Virginia was an essential landscape for me, as well. I grew up in Big Stone Gap in the 1970s. It felt like we were in the heart of Appalachia. The first place I saw a play was at Clinch Valley College. I remember that like it happened yesterday. And I’m certain that was why I went to college and majored in theater and became a playwright. VL: And what does your work usually focus on? AT: I grew up in an Italian-American home where the word “immigrant” was a word of honor. My grandparents were immigrants. And coming from a working-class family, I’m also very proud of that. So that’s what I write about.
I try to make sense of the world through writing. When I started getting granular with my grandparents, I was going through the family lore, and what I discovered was the incredible stories. The Good Left Undone is a sprawling story of family, love, and war. The heart of the story was inspired by my grandmother giving me a piece of jewelry for my wedding. VL: You also co-founded “The Origin Project” to promote writing. Can you dive into that? AT: The Origin Project was developed because we needed an Appalachian story from the younger generations. It’s an in-school, year-round writing program, K-12. The kids work on one story the whole year, and it gets published at the end.

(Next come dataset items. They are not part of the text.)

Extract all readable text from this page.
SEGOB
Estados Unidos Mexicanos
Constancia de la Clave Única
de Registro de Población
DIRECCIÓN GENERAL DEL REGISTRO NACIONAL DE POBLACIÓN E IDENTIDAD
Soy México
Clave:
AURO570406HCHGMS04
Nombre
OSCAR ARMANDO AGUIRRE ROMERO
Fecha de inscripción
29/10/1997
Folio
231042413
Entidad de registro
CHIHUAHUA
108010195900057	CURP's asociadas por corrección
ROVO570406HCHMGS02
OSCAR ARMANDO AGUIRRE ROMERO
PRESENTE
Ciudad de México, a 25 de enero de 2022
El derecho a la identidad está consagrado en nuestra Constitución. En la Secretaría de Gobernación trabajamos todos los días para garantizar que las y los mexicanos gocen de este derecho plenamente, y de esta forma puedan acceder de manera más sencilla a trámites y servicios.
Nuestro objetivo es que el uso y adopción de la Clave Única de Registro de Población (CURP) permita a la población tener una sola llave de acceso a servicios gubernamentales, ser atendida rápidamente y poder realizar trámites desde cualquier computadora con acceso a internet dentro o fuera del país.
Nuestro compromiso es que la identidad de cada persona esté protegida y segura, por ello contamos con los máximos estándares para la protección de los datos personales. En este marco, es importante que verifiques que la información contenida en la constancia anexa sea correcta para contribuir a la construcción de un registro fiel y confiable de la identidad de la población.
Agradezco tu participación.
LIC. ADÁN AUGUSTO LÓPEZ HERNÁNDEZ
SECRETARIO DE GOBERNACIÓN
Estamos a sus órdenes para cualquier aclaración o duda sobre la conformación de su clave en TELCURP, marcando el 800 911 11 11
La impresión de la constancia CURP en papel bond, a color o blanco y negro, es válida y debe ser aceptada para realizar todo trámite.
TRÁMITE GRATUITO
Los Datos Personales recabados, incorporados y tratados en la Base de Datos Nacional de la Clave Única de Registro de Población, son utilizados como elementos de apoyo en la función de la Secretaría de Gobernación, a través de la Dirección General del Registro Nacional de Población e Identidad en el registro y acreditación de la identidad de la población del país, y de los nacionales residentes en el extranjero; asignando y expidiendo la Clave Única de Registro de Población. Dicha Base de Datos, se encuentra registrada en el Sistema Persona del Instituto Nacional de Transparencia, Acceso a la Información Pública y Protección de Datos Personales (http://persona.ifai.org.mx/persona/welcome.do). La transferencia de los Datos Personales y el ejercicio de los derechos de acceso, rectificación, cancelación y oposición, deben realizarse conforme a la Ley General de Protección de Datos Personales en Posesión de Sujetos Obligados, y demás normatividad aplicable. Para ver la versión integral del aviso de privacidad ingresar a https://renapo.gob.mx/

Virginia—the Merry ol’ England of the U.S.— is a unique state: you have the coast, the piedmont, the mountains, the industrial, the military, every aspect of the working class trade that built this country. Really it’s the base-note of the whole opera, and I benefited from it. The Origin Project was an extension of everything I’d grown up with that I thought was important to the development of a child and their imagination. VL: What do you want readers to get from your work? AT: So many of us are searching for a way to tell our family stories. I want people to come away with an emotional sense of how important and essential family is for your happiness. At the end of the day, you just try to make it work. —by Konstantin Rega
Adriana with her siblings, c. 1970s.

BEFORE CRAZY RICH ASIANS
In a new memoir, Constance Wu revisits a beloved Richmond bakery.
“I want to tell you about bread,” Constance Wu writes in Making A Scene (Scribner, October 2022). The star of Hustlers and box-office smash Crazy Rich Asians—a role that earned her a 2018 Golden Globe nomination, Wu grew up in Richmond and attended Douglas S. Freeman High School, while she also made … bread.
In a chapter titled “Montana Gold,” the actress shares fond memories of the bakery’s owners, Rich and Sher Lahvic. “I was there for about three years, working my way up from the counter, to the kneading table, to head pastry chef,” she writes. “It remains to this day, my favorite job I ever had.”
Her father, Fang-Sheng Wu, a biology and genetics professor at Virginia Commonwealth University, often took her to work with him during the summer months. In vivid essays, the book captures her journey from her Richmond ‘burb to New York City— where she worked for 10 years before her big break: a role on the TV series Fresh Off the Boat. Look for Wu’s next appearance in the movie Lyle, Lyle Crocodile, based on the children’s book, coming in October. SimonAndSchuster.com —by Constance Costas
BETH MACY’S RAISING LAZARUS
In her follow-up to Dopesick—adapted by Hulu and nominated for 14 Emmy® Awards— Beth Macy’s Raising Lazarus examines the aftermath of the opioid crisis that’s claimed the lives of more than one million people since 1996. —by K.R.